GC: Acá la analogía Harry es que la Cruz Roja recibe el Premio Nobel de la Paz, y este humilde servidor participó en el informe del Panel Intergubernamental del Cambio Climático (IPCC) del año 2007. Éramos unos 2 mil científicos ese año, y unos cuatro o cinco chilenos, entre ellos el Dr. Jorge Carrasco y yo,  que colaboramos en ese informe que, al transmitir de manera rotunda que el cambio climático es real, nos hizo merecedores del Premio Nobel de la Paz junto al ex vicepresidente de EE. UU., Al Gore.

Con tanto tiempo en el hielo, me imagino que debe tener muchas anécdotas. ¿Nos podría compartir alguna de sus expediciones?

GC: Cuando me fui de la Dirección General de Aguas, por la puerta principal. Debo decir que siempre pierdo los lápices, y me encantan los lápices Bic punta gruesa Entonces, me regalaron una caja de 50 lápices de estos y colocaron mensajes de papel en su interior. Justo ayer leía uno de esos mensajes que decía “calma y paciencia”.

En el año 1982, yo era un joven impetuoso y subestimaba un poco los riesgos. El desafío era subir un cerro por una ruta lógica y rápida: subiendo por la pared sur. En un momento, llegamos a una grieta de nieve muy dura y poco consolidada. Yo iba subiendo rápidamente y, de repente, caí. Quedé colgado boca abajo en una pendiente de 70º de hielo, con la cuerda mordiendo el filo de la grieta.

El colega que me aseguraba logró detener mi caída. Llegué tembloroso de vuelta a la pared, y le digo “salvaste mi vida”, y me dijo tras abrazarme: «Me tiré hacia el otro lado para salvar la mía». Ahí cobra todo el sentido esa frase “calma y paciencia”.

El liderazgo del INACH y la visión de futuro

Hoy está sentado en la silla de director del INACH. ¿Pensó alguna vez en liderar esta institución?

GC: La verdad es que nunca estuvo en mis planes hasta que recibí una llamada de algunos amigos antárticos en concursos anteriores. Postulé estando cómodamente instalado en el Centro de Estudios Científicos en Valdivia, pero no quedé en esa primera instancia. Luego me fui a Santiago, al Ministerio de Obras Públicas, me jubilé, y cuando se abrió nuevamente el concurso por Alta Dirección Pública, volví a postular. Esta vez sí se dieron las cosas.
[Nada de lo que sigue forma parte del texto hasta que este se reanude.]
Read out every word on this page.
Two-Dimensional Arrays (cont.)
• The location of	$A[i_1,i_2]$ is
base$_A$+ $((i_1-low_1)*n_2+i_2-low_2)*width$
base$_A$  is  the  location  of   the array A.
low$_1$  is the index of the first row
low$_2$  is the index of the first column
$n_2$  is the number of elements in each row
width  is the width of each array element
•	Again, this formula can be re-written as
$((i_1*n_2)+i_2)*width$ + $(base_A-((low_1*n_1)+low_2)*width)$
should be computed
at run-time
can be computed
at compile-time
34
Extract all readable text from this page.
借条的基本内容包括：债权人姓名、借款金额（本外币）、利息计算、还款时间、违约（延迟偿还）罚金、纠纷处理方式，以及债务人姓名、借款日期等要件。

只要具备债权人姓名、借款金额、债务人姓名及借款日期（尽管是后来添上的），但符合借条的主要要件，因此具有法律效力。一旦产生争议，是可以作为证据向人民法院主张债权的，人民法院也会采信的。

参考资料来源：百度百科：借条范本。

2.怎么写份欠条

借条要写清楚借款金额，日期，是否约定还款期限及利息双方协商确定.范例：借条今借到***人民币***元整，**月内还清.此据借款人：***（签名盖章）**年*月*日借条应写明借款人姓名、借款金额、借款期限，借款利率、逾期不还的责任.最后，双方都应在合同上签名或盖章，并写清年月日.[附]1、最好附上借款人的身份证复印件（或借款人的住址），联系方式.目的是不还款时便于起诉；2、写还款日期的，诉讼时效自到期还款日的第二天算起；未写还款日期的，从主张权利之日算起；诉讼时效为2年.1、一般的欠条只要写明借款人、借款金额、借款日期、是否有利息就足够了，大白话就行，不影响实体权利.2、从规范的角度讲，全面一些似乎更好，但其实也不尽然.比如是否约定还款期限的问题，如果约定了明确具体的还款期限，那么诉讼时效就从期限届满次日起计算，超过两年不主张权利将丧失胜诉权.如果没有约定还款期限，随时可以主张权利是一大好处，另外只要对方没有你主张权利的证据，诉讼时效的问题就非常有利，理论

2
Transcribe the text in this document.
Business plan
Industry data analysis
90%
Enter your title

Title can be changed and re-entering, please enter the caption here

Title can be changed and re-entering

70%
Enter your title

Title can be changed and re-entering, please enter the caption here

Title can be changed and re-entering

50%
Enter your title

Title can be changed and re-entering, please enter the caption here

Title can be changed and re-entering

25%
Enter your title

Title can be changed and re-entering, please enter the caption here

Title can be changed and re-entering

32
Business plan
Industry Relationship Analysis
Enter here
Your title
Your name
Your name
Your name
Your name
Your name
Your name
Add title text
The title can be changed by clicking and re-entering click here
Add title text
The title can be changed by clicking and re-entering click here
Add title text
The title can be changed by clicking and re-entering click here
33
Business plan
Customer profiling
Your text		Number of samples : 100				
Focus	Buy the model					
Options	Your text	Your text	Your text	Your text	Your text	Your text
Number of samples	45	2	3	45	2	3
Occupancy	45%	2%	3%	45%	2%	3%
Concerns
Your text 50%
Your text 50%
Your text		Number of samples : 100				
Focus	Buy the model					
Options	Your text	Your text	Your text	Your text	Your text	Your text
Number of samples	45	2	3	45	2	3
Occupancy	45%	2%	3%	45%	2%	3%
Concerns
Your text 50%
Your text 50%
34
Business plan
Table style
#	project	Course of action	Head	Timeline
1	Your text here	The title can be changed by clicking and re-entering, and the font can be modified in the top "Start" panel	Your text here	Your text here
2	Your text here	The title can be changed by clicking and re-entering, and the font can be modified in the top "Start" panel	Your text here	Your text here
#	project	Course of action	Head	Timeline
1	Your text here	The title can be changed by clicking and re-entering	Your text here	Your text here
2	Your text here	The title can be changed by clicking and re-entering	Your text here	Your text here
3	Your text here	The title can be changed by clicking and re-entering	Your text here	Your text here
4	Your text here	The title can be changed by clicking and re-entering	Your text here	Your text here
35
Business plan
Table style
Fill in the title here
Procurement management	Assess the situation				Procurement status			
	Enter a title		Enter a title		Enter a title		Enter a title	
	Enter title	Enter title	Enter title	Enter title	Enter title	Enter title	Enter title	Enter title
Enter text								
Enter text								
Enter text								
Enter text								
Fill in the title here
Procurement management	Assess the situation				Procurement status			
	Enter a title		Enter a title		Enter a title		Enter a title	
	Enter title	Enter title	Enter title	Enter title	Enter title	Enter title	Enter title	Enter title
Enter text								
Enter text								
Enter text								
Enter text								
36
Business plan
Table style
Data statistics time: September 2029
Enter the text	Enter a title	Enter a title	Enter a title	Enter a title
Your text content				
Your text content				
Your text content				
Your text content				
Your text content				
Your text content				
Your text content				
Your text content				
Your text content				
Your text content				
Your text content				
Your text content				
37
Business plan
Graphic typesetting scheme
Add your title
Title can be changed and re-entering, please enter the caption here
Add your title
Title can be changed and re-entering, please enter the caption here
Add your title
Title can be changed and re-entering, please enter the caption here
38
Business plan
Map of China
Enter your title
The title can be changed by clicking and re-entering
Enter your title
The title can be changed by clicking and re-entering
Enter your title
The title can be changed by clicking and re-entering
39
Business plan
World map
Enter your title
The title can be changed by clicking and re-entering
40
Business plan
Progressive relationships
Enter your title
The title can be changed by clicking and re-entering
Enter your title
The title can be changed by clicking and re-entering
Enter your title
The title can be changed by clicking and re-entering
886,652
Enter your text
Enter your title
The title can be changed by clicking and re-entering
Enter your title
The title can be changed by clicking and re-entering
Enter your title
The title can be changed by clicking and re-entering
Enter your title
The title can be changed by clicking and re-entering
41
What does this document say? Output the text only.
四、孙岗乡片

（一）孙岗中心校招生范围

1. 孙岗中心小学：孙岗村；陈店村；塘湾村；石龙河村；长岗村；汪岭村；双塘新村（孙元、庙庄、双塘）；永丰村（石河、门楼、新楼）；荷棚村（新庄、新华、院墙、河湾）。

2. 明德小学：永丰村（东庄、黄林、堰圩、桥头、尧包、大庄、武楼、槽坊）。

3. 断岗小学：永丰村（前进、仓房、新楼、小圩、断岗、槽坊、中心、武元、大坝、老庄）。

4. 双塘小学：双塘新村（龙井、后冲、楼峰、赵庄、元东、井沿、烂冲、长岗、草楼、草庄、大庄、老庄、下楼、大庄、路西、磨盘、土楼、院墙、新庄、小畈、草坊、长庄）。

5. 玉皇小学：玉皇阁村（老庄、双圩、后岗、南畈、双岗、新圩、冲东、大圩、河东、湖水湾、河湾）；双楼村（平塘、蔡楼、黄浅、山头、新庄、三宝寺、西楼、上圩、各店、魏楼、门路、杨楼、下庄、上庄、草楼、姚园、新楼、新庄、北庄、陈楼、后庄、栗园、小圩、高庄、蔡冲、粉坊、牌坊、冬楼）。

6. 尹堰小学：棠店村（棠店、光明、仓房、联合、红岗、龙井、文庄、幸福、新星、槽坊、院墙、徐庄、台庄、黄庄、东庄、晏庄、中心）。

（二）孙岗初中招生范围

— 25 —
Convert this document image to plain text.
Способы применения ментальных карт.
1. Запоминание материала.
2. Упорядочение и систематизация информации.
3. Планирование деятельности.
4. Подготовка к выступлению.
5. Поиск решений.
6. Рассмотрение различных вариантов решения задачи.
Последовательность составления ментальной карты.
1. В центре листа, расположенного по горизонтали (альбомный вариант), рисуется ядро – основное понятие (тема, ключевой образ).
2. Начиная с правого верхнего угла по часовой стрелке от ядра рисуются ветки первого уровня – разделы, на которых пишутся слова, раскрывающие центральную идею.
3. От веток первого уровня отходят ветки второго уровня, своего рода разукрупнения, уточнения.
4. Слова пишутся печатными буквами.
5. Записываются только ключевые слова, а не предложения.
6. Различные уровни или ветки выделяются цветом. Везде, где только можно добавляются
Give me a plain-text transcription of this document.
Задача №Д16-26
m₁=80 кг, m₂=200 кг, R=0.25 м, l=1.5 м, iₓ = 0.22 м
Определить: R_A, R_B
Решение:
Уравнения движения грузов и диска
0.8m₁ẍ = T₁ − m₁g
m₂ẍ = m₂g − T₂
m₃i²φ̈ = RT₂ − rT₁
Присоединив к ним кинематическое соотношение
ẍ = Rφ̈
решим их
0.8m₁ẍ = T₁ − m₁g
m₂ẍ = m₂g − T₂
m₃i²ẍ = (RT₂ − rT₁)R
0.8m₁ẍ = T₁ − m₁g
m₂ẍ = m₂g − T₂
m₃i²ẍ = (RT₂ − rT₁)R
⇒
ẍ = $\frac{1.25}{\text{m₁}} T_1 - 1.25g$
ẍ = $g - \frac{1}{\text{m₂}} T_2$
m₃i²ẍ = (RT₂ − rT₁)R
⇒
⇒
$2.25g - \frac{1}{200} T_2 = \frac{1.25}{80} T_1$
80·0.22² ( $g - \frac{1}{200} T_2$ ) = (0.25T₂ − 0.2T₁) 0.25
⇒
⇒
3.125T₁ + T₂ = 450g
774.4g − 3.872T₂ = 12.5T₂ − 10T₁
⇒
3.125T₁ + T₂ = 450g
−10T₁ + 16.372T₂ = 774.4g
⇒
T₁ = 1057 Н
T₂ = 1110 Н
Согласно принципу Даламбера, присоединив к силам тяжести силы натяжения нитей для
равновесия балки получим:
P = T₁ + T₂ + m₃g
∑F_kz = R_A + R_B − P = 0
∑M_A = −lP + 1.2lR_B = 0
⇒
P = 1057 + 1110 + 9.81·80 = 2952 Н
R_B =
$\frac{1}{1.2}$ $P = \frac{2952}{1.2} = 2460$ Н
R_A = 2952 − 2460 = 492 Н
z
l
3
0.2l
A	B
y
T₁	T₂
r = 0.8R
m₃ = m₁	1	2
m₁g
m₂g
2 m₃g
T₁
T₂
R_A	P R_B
Siempre estuve ligado al INACH de una u otra forma, ya sea representando a Chile en comités internacionales o colaborando, así que fue como un sueño cumplido.

Al asumir este rol, ¿cómo visualiza los desafíos que tiene la institución en términos de ciencia, logística e infraestructura?

GC: Son desafíos enormes. Somos un país pequeño con presupuestos modestos, pero con un capital humano gigante. Hemos crecido hasta ser una institución de 80 personas, y en verano sumamos unas 20 más. Nuestro principal reto es trabajar de forma conjunta. Tenemos cuatro operadores antárticos estatales (las tres ramas de las Fuerzas Armadas y el INACH), y el desafío es unirnos en pos de un objetivo común.

Un gran logro reciente es el mandato del Consejo de Política Antártica para organizar y diseñar, junto a las Fuerzas Armadas, una segunda base científica conjunta en la actual base Carvajal de la FACH. Además, tenemos el desafío de integrarnos mejor con el mundo privado (logística, navieras, aerolíneas) y renovar nuestra base principal, Escudero, en la Isla Rey Jorge. Necesitamos una infraestructura moderna, amplia y sustentable; de hecho, estamos desarrollando una planta piloto de hidrógeno verde apoyada por la Unión Europea.